Explain the difference between npm and yarn.

Both are package managers for the npm registry. Yarn originally fixed npm's speed, lockfile, and determinism gaps; npm has since caught up (package-lock, npm ci, workspaces). Today differences are small — Yarn Berry adds PnP/zero-installs; pnpm is the notable alternative with a content-addressed store.

4 min read·~5 min to think through

npm and Yarn both install JavaScript packages from the same npm registry — they differ in implementation, speed, and features. The honest answer is that the gap has largely closed.

The history (why Yarn exists)

When Yarn launched (2016), npm had real problems: slow installs, non-deterministic node_modules (no lockfile by default), and no offline cache. Yarn fixed all three — yarn.lock, parallel installs, a local cache, deterministic trees.

npm caught up

npm responded: package-lock.json for determinism, npm ci for fast, clean, lockfile-exact installs in CI, a cache, and workspaces for monorepos.
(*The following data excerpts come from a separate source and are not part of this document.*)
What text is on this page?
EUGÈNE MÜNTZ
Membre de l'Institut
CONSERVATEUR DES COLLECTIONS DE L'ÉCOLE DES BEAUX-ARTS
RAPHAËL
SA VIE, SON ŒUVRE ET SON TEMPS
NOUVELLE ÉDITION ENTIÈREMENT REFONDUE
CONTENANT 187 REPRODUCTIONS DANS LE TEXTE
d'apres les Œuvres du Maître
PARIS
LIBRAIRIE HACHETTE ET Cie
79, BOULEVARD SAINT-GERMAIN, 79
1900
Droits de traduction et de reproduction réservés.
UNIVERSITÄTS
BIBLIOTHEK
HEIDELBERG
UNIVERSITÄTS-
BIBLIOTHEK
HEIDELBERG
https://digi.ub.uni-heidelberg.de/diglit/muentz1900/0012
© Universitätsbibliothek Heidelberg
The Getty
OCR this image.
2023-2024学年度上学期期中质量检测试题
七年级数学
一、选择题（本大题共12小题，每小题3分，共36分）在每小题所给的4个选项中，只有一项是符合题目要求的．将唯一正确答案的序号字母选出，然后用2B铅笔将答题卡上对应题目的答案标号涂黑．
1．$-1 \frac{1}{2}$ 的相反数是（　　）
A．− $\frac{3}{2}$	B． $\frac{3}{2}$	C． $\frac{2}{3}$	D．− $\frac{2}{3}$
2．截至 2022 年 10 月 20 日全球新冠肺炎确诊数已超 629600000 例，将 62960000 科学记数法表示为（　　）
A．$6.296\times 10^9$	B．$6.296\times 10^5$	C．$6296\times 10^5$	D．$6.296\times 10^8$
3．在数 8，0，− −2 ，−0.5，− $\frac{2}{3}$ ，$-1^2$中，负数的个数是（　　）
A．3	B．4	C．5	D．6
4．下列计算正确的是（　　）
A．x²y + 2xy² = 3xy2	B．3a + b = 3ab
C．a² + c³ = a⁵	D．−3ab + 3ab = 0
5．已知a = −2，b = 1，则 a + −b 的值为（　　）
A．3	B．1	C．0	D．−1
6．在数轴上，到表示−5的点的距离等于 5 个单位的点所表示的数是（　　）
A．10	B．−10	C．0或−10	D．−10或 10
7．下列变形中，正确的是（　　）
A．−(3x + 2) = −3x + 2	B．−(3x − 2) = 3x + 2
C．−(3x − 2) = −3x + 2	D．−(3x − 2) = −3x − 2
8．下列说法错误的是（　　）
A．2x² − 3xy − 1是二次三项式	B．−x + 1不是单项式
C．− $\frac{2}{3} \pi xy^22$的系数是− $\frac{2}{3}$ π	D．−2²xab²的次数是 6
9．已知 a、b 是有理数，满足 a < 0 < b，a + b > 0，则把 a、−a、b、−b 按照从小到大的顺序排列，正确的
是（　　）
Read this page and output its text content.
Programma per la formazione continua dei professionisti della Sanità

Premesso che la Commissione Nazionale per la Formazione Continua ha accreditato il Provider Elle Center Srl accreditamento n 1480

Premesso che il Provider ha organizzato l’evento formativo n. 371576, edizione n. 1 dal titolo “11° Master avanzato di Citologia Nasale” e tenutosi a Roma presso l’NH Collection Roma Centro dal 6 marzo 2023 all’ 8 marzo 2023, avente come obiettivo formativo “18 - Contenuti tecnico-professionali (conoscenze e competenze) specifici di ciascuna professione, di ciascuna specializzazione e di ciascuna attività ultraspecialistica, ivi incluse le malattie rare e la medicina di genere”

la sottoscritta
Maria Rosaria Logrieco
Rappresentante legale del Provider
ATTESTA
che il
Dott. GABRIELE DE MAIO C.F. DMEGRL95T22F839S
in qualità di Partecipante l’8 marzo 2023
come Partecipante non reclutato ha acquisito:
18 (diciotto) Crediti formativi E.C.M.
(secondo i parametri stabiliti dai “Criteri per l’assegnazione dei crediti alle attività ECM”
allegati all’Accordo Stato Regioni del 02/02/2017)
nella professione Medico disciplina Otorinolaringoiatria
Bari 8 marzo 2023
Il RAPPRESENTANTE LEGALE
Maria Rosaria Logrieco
For everyday use, modern npm and Yarn Classic are very close.

Where they differ today

Lockfile — package-lock.json vs yarn.lock (don't commit both; pick one per repo).
Commands — minor differences (npm install vs yarn add, npm run x vs yarn x).
Yarn Berry (v2+) — bigger departure: Plug'n'Play (no node_modules folder, faster, stricter), zero-installs, and a plugin system. More setup friction; not all tools support PnP cleanly.
npm is the default — ships with Node, no extra install, ubiquitous.

pnpm — the one actually worth mentioning

The notable modern alternative: pnpm uses a content-addressed global store and hard-links packages into node_modules, so each package is stored once on disk across all projects. It's fast, disk-efficient, and has a stricter, non-flat node_modules that prevents "phantom dependency" bugs. Many teams have moved npm/Yarn → pnpm.

What actually matters

Pick one per project and commit its lockfile. Consistency (everyone and CI using the same manager + lockfile) matters far more than which one. Don't mix lockfiles.

The framing

"Both install from the same registry. Yarn originally fixed npm's speed, determinism, and lockfile gaps — but npm caught up with package-lock.json, npm ci, and workspaces, so for normal use they're close. The real differentiators today are Yarn Berry's Plug'n'Play and pnpm's content-addressed store, which is fast and disk-efficient and what a lot of teams have moved to. Practically: pick one per repo, commit its lockfile, and be consistent."

Follow-up questions

•What does `npm ci` do differently from `npm install`?
•How does pnpm save disk space?
•What is Yarn's Plug'n'Play and what does it trade off?
•Why shouldn't you commit both package-lock.json and yarn.lock?

Common mistakes

•Claiming Yarn is still dramatically faster — npm has largely caught up.
•Committing both lockfiles in the same repo.
•Mixing npm and yarn commands in one project.
•Not knowing pnpm exists / why teams adopt it.

Performance considerations

•Install speed and disk usage are the differentiators: pnpm's hard-linked store is fastest and most disk-efficient; npm ci and Yarn are comparable for typical projects. CI cache configuration usually matters more than the manager choice.

Edge cases

•CI installs — use npm ci / yarn --frozen-lockfile for reproducibility.
•Monorepos — workspaces behavior differs slightly across managers.
•Yarn PnP breaking tools that expect a node_modules folder.

Real-world examples

•Teams standardizing on pnpm for monorepos to cut install time and disk use.
•CI pipelines using npm ci for deterministic, lockfile-exact installs.

Senior engineer discussion

Seniors give the historical context, acknowledge npm closed the gap, highlight pnpm's content-addressed store and Yarn Berry's PnP as the real modern distinctions, and stress that per-repo consistency and committing the lockfile matter more than the brand.